Specific Key-Point Mutations along the Helical Conformation of Huntingtin-Exon 1 Protein Might Have an Antagonistic Effect on the Toxic Helical Content’s Formation

Abstract

The polyglutamine tract length represents a key regulator for the Huntington's disease toxicity level and its aggregation rates, often being related to helical structural conformations. In this study, we performed all-atom MD simulations on mutant Huntingtin-Exon1 protein with additional mutation spots, aiming to observe the corresponding structural and dynamical changes at the level of the helix. The simulated structures consist of three sets of Q residue mutations into P residues (4P, 7P, and 9P), with each set including different spots of mutations: random along the mutant sequence (R models), at the edges of the helix (E models), as well as at the edges and in the middle of the helix (EM models). At the helical level, our results predict less compactness profiles for a higher number of P mutations (7P and 9P models) with particular mutation spots at the edges and at the edges-middle of the helix.
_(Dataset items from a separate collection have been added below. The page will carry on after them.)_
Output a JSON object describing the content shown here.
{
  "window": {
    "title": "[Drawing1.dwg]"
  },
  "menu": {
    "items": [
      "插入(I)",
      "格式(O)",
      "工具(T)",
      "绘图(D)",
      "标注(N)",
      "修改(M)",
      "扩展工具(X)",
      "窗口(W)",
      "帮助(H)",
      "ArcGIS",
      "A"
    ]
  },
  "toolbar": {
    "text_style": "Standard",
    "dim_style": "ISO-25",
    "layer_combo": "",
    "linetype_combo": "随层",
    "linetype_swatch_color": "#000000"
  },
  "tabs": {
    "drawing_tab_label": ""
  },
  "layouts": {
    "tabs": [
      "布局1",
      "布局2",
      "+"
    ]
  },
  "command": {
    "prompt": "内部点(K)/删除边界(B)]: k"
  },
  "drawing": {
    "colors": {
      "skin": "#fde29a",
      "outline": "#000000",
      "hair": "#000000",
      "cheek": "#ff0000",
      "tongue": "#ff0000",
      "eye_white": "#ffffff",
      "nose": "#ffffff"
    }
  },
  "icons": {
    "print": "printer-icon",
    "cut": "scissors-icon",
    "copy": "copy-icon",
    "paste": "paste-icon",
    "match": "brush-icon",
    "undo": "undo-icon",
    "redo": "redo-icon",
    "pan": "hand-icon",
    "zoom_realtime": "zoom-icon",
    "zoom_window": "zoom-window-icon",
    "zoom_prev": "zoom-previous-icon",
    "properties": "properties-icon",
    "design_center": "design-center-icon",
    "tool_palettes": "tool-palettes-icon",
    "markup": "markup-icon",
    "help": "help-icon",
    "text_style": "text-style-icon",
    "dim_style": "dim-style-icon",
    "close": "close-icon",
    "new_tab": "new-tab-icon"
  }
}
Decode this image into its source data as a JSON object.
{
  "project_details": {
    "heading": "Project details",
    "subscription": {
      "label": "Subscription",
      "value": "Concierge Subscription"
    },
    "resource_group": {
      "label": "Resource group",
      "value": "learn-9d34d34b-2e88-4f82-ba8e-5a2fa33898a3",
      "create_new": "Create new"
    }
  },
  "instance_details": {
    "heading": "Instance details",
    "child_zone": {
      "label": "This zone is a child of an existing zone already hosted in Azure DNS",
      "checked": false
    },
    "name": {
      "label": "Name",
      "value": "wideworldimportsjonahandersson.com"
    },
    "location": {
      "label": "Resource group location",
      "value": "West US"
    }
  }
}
Moreover, the C-alpha atom distances decreased for 7P and 9P models in comparison to 4P models, and the RMSF values show the highest fluctuation rates for 9P models with point mutations at the edges and in the middle of the helix. The secondary structure analysis suggests greater structural transitions from α-helices to bends, turns, and random coils for 7P and 9P models, particularly for point mutations considered at the edges and in the middle of the helical content. The obtained results support our hypothesis that specific key-point mutations along the helical conformation might have an antagonistic effect on the toxic helical content's formation.